BOĞAZ’a karşı bir toplantı odasındayız; dışarıda, hemen önümüzdeki kortta tenis topu bir o tarafa bir bu tarafa gidip geliyor. Lord Patten bu manzarayı seviyor.
Lord Patten ya da Chris Patten, İngiliz muhafazakár siyasetinin önde gelen simalarından biri.

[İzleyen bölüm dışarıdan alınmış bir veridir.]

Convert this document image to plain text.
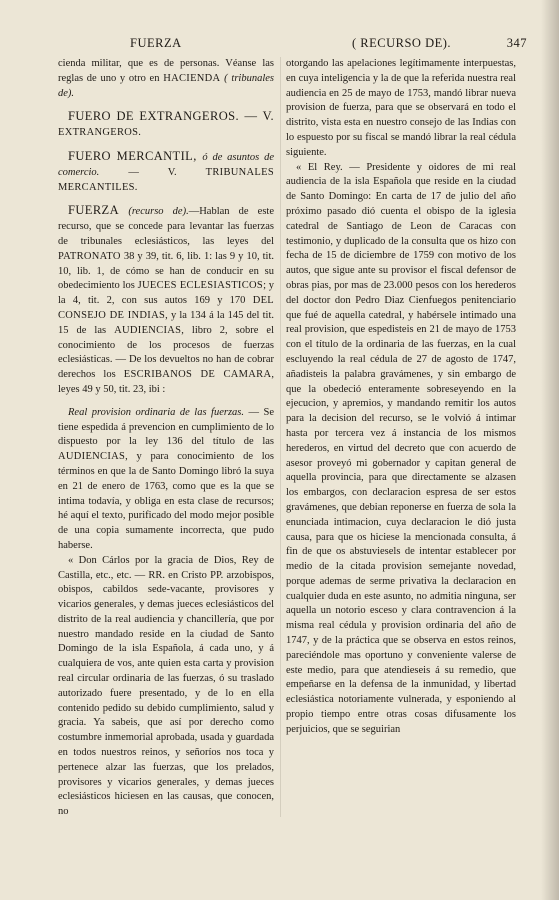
FUERZA	( RECURSO DE).	347

cienda militar, que es de personas. Véanse las reglas de uno y otro en HACIENDA ( tribunales de).

FUERO DE EXTRANGEROS. — V. EXTRANGEROS.

FUERO MERCANTIL, ó de asuntos de comercio. — V. TRIBUNALES MERCANTILES.

FUERZA (recurso de).—Hablan de este recurso, que se concede para levantar las fuerzas de tribunales eclesiásticos, las leyes del PATRONATO 38 y 39, tit. 6, lib. 1: las 9 y 10, tit. 10, lib. 1, de cómo se han de conducir en su obedecimiento los JUECES ECLESIASTICOS; y la 4, tit. 2, con sus autos 169 y 170 DEL CONSEJO DE INDIAS, y la 134 á la 145 del tit. 15 de las AUDIENCIAS, libro 2, sobre el conocimiento de los procesos de fuerzas eclesiásticas. — De los devueltos no han de cobrar derechos los ESCRIBANOS DE CAMARA, leyes 49 y 50, tit. 23, ibi :

Real provision ordinaria de las fuerzas. — Se tiene espedida á prevencion en cumplimiento de lo dispuesto por la ley 136 del título de las AUDIENCIAS, y para conocimiento de los términos en que la de Santo Domingo libró la suya en 21 de enero de 1763, como que es la que se intima todavía, y obliga en esta clase de recursos; hé aquí el texto, purificado del modo mejor posible de una copia sumamente incorrecta, que pudo haberse.

« Don Cárlos por la gracia de Dios, Rey de Castilla, etc., etc. — RR. en Cristo PP. arzobispos, obispos, cabildos sede-vacante, provisores y vicarios generales, y demas jueces eclesiásticos del distrito de la real audiencia y chancillería, que por nuestro mandado reside en la ciudad de Santo Domingo de la isla Española, á cada uno, y á cualquiera de vos, ante quien esta carta y provision real circular ordinaria de las fuerzas, ó su traslado autorizado fuere presentado, y de lo en ella contenido pedido su debido cumplimiento, salud y gracia. Ya sabeis, que así por derecho como costumbre inmemorial aprobada, usada y guardada en todos nuestros reinos, y señoríos nos toca y pertenece alzar las fuerzas, que los prelados, provisores y vicarios generales, y demas jueces eclesiásticos hiciesen en las causas, que conocen, no

otorgando las apelaciones legítimamente interpuestas, en cuya inteligencia y la de que la referida nuestra real audiencia en 25 de mayo de 1753, mandó librar nueva provision de fuerza, para que se observará en todo el distrito, vista esta en nuestro consejo de las Indias con lo espuesto por su fiscal se mandó librar la real cédula siguiente.

« El Rey. — Presidente y oidores de mi real audiencia de la isla Española que reside en la ciudad de Santo Domingo: En carta de 17 de julio del año próximo pasado dió cuenta el obispo de la iglesia catedral de Santiago de Leon de Caracas con testimonio, y duplicado de la consulta que os hizo con fecha de 15 de diciembre de 1759 con motivo de los autos, que sigue ante su provisor el fiscal defensor de obras pias, por mas de 23.000 pesos con los herederos del doctor don Pedro Diaz Cienfuegos penitenciario que fué de aquella catedral, y habérsele intimado una real provision, que espedisteis en 21 de mayo de 1753 con el título de la ordinaria de las fuerzas, en la cual escluyendo la real cédula de 27 de agosto de 1747, añadisteis la palabra gravámenes, y sin embargo de que la obedeció enteramente sobreseyendo en la ejecucion, y apremios, y mandando remitir los autos para la decision del recurso, se le volvió á intimar hasta por tercera vez á instancia de los mismos herederos, en virtud del decreto que con acuerdo de asesor proveyó mi gobernador y capitan general de aquella provincia, para que directamente se alzasen los embargos, con declaracion espresa de ser estos gravámenes, que debian reponerse en fuerza de sola la enunciada intimacion, cuya declaracion le dió justa causa, para que os hiciese la mencionada consulta, á fin de que os abstuviesels de intentar establecer por medio de la citada provision semejante novedad, porque ademas de serme privativa la declaracion en cualquier duda en este asunto, no admitia ninguna, ser aquella un notorio esceso y clara contravencion á la misma real cédula y provision ordinaria del año de 1747, y de la práctica que se observa en estos reinos, pareciéndole mas oportuno y conveniente valerse de este medio, para que atendieseis á su remedio, que empeñarse en la defensa de la inmunidad, y libertad eclesiástica notoriamente vulnerada, y esponiendo al propio tiempo entre otras cosas difusamente los perjuicios, que se seguirian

Birkaç kez bakanlık ve Hong Kong’da valilik yapmış. Son olarak Avrupa Birliği’nin Dışişleri Bakanı sayılan Dış İlişkiler Komiseri olan 60 küsur yaşındaki bu deneyimli siyasetçi, birazdan beni çok şaşırtan bir şey söyleyecek.
Lord Patten, İstanbul Boğazı’nı gösterecek ve ‘Avrupa’nın geleceğini Brüksel değil, burası tayin edecek’ diyecek.
Ve İstanbul’un, ikinci Roma olduğunu hatırlatacak.
Geçen yıla kadar AB’nin dış ilişkilerini yöneten insana AB’nin geleceğini sormanın tam sırasıdır. Mesela, Rusya AB’ye girer mi? ‘Kesinlikle hayır’ diyor Lord Patten,‘Birincisi Rusya çok büyük, ikincisi çok büyük bir kısmı Avrupa’da değil’.
Peki ya Ukrayna?
Evet. Lord Patten, Ukrayna ile birlikte Moldova’nın da aynı katılım dalgasında AB’den içeri gireceğini düşünüyor.
AB’nin genişlemesi, son referandum yaygarasına rağmen sürecek.
Bundan sonraki ilk genişleme dalgasında Balkan ülkeleri AB’ye girecek.
İkinci dalgada Ukrayna ve Moldova.
Türkiye ise üçüncü genişleme dalgasına kalıyor.
Peki ya Gürcistan, Ermenistan gibi ülkeler?
Lord Patten’e göre bu gibi ülkelerle ayrıcalıklı ilişki içinde olunacak. Alman ve Fransız sağının Türkiye için pişirmeye çalıştıklarına benzer bir yemek.
Ve AB’nin sınırları konusunda bir yerde durmak gerekecek. Zira sınırı çizmeden ilerlerseniz, bir sonraki iddia Orta Asya ülkeleri için olacaktır ki böyle devam edemezsiniz.
* * *
Bu durumda ufukta 35 üyeli bir Avrupa görünüyor. Bu Avrupa nasıl bir yer olacak? Lord Patten bu soruyu, ‘En önemli konu Türkiye’ diye yanıtlıyor ve şöyle devam ediyor: ‘Türkiye’nin AB’ye üye olması, Türkiye’den çok daha fazla AB için önem taşıyor. Çünkü bu sorunun cevabı, nasıl bir toplum olmak istediğimizle yakından ilgili. Ve dünyanın geri kalanına nasıl bir mesaj vereceğimizle de ilgili. Bence Türkiye’nin AB’ye girişi, bizim kendimizi hoşgörülü, laik bir toplum olarak tanımlamamıza yardım edecek. Dünyanın geri kalanına, farklı geleneklerden gelen ülkelerin bir arada yaşayabilecekleri ve kültürel çeşitliliği paylaşacakları başka nasıl gösterilebilir ki? Bunun çok ama çok önemli olduğunu düşünüyorum.’
* * *
AB, 20’nci yüzyılda Avrupa’da savaşı önlemek için kuruldu. 21’inci yüzyılda ise bundan sonrası için anlatacak yeni bir öyküye ihtiyacı var.
Bundan sonra AB’yi bir arada tutan ne olacak? Lord Patten’e göre, gelecekteki Avrupa öyküsü, hoşgörü ve uluslararası cömertlik üzerine kurgulanmalı. Bu konu güncel anayasa tartışmalarından çok daha önemli.
Bunun içindir ki Avrupa’nın geleceği Brüksel’de değil, İstanbul’da belirlenecek.